En vacances sur le littoral avec sa femme et ses enfants, Louis retrouve les lieux d’un été passé dans les années 1970 auprès de son père, de son oncle et de sa tante. Un été fait de baignades, de jeux sur la plage, de copains de vacances et d’apéros en famille, mais aussi marqué par la présence d’une inquiétante demeure perchée sur la falaise occupée, racontait-on, par une sorcière capable de parler aux morts.
Et, justement, au cœur du récit se trouve l’absence d’une mère que Louis n’a jamais connue. Une absence au quotidien qui se niche dans les anniversaires où quelqu’un manque autour de la table, dans la tristesse discrète du père. Il y a aussi cette lettre maladroitement rédigée dans un coin de chambre, comme une tentative désespérée de demander pardon ou simplement d’obtenir une réponse.
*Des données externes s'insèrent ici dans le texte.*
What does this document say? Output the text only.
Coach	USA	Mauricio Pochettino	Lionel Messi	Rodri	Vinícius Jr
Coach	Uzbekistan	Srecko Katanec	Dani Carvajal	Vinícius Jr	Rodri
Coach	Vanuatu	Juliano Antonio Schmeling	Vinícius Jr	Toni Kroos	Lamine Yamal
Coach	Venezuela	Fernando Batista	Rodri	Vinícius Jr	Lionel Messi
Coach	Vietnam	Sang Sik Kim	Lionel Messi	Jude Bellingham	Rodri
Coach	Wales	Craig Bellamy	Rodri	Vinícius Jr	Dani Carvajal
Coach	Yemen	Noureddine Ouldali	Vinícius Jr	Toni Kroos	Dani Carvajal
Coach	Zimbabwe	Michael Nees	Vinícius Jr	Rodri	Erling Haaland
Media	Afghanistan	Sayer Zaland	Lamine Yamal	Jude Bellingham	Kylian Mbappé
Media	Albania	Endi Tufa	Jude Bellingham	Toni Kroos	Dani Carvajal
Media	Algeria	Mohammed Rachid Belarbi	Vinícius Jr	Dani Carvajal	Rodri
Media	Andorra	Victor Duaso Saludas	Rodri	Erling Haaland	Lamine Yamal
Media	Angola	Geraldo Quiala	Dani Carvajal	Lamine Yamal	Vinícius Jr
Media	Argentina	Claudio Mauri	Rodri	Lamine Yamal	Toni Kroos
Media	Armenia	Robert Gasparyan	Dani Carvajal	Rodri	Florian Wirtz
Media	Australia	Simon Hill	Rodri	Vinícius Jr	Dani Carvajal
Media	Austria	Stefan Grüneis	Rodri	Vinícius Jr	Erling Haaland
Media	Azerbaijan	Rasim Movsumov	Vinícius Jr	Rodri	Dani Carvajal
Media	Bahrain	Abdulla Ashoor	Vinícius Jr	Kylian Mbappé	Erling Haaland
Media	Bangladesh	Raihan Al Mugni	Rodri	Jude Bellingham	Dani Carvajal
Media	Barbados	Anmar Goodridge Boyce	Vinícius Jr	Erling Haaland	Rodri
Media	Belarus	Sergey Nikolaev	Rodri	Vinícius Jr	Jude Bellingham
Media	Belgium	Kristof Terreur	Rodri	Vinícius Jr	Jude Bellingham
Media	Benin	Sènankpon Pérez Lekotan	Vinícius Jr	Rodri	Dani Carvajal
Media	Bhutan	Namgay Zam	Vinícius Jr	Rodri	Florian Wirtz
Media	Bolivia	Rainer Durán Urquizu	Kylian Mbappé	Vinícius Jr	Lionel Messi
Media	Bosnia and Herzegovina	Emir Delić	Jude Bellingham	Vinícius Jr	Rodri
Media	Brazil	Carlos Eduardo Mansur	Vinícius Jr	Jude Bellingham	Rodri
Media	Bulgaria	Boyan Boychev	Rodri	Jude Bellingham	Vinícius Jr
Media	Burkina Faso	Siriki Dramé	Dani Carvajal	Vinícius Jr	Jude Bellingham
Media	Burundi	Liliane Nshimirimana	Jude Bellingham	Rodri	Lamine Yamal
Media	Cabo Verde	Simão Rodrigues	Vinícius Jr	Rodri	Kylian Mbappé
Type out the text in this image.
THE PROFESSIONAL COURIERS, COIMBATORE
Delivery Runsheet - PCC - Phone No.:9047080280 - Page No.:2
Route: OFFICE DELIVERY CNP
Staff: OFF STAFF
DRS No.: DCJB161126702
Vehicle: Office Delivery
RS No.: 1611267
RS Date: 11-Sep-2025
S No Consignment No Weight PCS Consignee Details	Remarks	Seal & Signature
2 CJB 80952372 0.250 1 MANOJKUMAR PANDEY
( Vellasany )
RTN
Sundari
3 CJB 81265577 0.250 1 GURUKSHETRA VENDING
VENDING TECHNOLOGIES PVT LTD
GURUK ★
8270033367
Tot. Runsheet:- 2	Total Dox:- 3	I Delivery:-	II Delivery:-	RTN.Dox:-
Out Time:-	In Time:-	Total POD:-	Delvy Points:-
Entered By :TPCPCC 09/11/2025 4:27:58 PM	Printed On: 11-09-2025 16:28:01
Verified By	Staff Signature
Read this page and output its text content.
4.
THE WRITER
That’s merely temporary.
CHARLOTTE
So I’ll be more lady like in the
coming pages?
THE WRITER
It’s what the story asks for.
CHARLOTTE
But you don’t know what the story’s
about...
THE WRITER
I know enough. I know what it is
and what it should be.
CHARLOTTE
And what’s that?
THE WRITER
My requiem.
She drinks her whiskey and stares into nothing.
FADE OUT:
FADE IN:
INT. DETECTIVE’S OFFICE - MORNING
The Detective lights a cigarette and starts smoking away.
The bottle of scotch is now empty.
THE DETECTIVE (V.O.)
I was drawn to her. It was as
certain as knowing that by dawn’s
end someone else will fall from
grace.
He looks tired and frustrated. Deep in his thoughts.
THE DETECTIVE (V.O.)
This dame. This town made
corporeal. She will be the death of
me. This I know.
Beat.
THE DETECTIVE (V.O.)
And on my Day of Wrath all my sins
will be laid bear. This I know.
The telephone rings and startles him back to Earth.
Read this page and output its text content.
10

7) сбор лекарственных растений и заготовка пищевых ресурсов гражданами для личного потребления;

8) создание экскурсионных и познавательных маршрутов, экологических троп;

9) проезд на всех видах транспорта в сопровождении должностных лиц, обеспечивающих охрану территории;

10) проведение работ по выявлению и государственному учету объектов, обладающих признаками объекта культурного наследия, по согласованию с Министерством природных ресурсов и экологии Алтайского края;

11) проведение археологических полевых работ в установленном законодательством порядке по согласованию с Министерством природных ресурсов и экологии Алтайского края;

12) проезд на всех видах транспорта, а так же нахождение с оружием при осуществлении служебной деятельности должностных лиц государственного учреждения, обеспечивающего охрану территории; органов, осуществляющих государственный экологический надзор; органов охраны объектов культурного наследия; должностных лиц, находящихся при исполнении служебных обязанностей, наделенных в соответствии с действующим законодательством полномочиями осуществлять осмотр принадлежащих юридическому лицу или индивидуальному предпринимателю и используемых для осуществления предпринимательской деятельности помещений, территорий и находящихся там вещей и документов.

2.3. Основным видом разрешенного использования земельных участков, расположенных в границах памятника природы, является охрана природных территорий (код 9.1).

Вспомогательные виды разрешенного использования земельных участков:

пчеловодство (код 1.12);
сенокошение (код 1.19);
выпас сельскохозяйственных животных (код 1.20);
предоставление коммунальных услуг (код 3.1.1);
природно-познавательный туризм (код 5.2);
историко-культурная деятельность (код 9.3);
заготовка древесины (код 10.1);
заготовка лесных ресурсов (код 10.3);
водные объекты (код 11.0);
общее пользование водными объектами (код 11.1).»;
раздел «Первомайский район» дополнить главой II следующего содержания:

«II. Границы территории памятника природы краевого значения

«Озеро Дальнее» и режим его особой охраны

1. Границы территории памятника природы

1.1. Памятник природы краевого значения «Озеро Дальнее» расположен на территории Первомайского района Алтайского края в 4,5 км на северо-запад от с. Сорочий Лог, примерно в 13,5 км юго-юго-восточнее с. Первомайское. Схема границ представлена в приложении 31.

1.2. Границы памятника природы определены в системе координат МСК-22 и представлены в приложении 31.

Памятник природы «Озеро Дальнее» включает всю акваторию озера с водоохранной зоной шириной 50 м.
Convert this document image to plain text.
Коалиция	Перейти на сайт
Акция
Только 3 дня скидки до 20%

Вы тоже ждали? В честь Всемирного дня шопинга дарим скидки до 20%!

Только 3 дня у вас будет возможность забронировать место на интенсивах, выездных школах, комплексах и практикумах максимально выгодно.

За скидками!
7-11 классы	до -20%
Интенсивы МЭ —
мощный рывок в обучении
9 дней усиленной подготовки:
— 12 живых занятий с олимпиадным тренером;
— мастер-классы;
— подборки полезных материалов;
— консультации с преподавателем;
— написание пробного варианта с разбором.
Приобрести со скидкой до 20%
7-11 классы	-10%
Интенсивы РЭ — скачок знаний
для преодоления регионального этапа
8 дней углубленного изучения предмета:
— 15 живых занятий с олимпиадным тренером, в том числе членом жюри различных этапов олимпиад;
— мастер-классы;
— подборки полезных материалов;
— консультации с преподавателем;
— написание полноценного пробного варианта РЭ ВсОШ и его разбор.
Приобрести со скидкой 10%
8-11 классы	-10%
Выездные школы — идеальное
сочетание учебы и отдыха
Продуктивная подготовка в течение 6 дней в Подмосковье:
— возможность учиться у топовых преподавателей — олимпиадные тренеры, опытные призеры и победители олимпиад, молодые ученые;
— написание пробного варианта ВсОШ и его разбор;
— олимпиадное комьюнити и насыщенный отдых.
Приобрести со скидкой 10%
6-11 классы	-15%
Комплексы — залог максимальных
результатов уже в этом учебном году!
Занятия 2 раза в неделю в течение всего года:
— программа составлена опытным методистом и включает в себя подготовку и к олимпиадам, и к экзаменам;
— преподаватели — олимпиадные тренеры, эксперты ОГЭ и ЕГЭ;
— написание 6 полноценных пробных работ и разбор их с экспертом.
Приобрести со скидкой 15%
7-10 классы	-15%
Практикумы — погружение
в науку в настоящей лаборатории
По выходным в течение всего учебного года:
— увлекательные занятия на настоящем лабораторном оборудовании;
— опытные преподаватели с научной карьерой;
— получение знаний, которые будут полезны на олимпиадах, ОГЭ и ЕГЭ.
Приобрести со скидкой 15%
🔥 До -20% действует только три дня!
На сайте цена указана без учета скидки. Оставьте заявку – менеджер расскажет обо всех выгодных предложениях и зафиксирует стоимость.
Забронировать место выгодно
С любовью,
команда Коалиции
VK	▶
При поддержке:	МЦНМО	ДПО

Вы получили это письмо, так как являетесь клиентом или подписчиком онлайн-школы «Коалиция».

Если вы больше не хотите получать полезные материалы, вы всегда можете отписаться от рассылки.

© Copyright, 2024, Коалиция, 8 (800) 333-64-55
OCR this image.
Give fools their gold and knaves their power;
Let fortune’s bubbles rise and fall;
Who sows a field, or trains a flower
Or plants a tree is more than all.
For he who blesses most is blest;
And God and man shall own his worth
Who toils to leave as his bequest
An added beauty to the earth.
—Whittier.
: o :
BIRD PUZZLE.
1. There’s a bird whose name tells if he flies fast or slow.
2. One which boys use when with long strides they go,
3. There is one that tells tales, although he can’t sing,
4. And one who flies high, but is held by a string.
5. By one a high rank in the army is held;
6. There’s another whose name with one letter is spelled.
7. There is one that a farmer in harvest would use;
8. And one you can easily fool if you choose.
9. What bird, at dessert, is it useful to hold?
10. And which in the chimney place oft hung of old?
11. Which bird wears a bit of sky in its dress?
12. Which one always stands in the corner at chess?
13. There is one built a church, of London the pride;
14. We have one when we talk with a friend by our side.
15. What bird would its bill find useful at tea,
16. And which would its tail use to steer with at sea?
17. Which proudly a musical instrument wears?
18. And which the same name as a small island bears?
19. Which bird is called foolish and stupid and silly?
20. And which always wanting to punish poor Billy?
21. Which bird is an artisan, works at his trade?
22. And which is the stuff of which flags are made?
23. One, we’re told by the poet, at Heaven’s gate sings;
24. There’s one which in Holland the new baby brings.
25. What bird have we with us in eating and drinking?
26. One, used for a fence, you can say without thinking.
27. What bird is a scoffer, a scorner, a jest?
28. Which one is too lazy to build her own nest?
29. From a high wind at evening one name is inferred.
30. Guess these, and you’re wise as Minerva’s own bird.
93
Sous les apparences d’une chronique estivale baignée de soleil et de nostalgie joliment dessinée par Denis Bodart (« Green manor »), Vincent Zabus (« Le monde selon François », « Nos rives partagées ») aborde donc le thème du deuil et de la culpabilité avec pudeur et délicatesse. La place accordée aux jeux d’enfants et au mystère de la maison sur la falaise semble après coup un peu disproportionnée, ne laissant que peu de pages pour le reste et pour la conclusion (très touchante), mais « Si je t’écris… » rappelle avec émotion combien certaines absences continuent de façonner nos vies longtemps après.

Dessinateur: Denis Bodart – Scénariste: Vincent Zabus – Editeur: Dupuis – Prix: 18,95 euros.